NosoGraph organises everything into three interoperable layers, linked by relationships:
| Domain | What it holds | Example nodes |
|---|---|---|
| Clinical terminology | Standardised concepts (SNOMED CT) for disorders, findings, morphology | terminology concepts |
| Patient & clinical metadata | Who the patient is, admissions, wards, specimens, lab results (MIC/AST) |
Patient, Admission, Ward, Department, Specimen, LabResult, Antibiotic
|
| Microbiology & genomics | Isolates and sequencing-derived entities |
Sample, Assembly, BioDataFile, Contig, Organism, ReferenceGenome, Feature, Variant
|
The three domains connect through the clinical–genomic spine:
Patient ← Specimen ← Sample → Assembly → BioDataFile → Contig
so you can ask, in a single query, "which patients carried isolates sharing this resistance variant?"
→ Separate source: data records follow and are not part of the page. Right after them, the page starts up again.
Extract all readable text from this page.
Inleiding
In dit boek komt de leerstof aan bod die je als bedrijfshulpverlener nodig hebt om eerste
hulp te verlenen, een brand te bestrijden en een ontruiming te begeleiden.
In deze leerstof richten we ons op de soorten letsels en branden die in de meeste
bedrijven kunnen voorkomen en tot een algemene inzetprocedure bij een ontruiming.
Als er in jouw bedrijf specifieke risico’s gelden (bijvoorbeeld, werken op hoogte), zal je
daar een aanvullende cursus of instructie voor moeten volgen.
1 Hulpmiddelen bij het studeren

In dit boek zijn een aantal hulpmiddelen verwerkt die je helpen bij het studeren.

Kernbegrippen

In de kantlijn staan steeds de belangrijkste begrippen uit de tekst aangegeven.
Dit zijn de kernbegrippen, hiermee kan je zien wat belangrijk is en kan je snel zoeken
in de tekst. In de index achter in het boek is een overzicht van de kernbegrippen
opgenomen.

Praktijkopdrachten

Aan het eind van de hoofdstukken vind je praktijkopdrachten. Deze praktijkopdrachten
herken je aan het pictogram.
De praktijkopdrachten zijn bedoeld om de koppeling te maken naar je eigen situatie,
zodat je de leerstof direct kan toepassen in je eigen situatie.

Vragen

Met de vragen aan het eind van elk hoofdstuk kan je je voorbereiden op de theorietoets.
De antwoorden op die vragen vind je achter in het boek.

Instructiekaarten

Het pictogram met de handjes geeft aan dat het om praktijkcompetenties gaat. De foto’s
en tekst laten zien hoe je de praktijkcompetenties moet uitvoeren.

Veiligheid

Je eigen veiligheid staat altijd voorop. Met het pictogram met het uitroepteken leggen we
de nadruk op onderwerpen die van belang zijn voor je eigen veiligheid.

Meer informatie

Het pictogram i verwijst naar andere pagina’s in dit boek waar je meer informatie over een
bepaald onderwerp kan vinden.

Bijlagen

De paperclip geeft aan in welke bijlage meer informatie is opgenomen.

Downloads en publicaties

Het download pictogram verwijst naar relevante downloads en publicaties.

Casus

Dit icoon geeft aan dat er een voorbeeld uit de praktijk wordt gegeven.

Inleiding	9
The pipeline writes results to <outdir>/, with the knowledge-graph bundle scoped to <outdir>/<sample_id>/kg/:
| Path | Contents |
|---|---|
01_assembly/ |
De novo assembly (assembly.contigs.fasta, and assembly_info.txt for Flye) |
02_polish/01_racon/ |
Racon-polished intermediates |
02_polish/02_pilon/ |
Pilon-polished assembly (hybrid runs) |
03_qc/ |
CheckM2 completeness / contamination report |
<sample_id>/kg/sample.csv |
Sample node |
<sample_id>/kg/assembly.csv |
Assembly node (with CheckM2 metrics), linked to Sample
|
<sample_id>/kg/biodata_files.csv |
BioDataFile nodes (input FASTQ + assembly FASTA) |
<sample_id>/kg/contigs.csv |
Contig nodes (FASTA joined with Flye assembly_info.txt) |
Variants and features (Variant, Feature) are loaded separately from a variant-calling CSV (e.g. Snippy SNPs.csv) — see the Knowledge graph Tutorial.
| Path | Description |
|---|---|
assets/nosograph_cypher_templates.csv |
Neo4j Browser saved-queries file: SETUP / LOAD DATA / QUERIES / UTILITIES |
example/csv/ |
A complete synthetic clinical dataset (Departments, Wards, Patients, Admissions, Specimens, Samples, Organisms, Antibiotic, LabResults, ReferenceGenomes, SNPs) |
example/csv/README.md |
Data dictionary — per-table properties, types, required/optional, examples |
conda/ |
Environment files (blast, medaka, sierrapy, kg_export) |
modules/vendor/bacterial-assembly/ |
Assembly → polish → QC module (Flye, Canu, Racon, Pilon, CheckM2) |
modules/vendor/autocycler/ |
Alternative consensus-assembly pipeline |
-
Pipeline Tutorial — install prerequisites and run the assembly pipeline on a sample, from FASTQ to
kg/CSVs. -
Knowledge graph Tutorial — install Neo4j Desktop, load the clinical CSVs and per-sample
kg/bundles, and run surveillance queries.
Disclaimer: This project is not affiliated with, endorsed by, or sponsored by Neo4j, Inc. "Neo4j" and related trademarks are the property of Neo4j, Inc.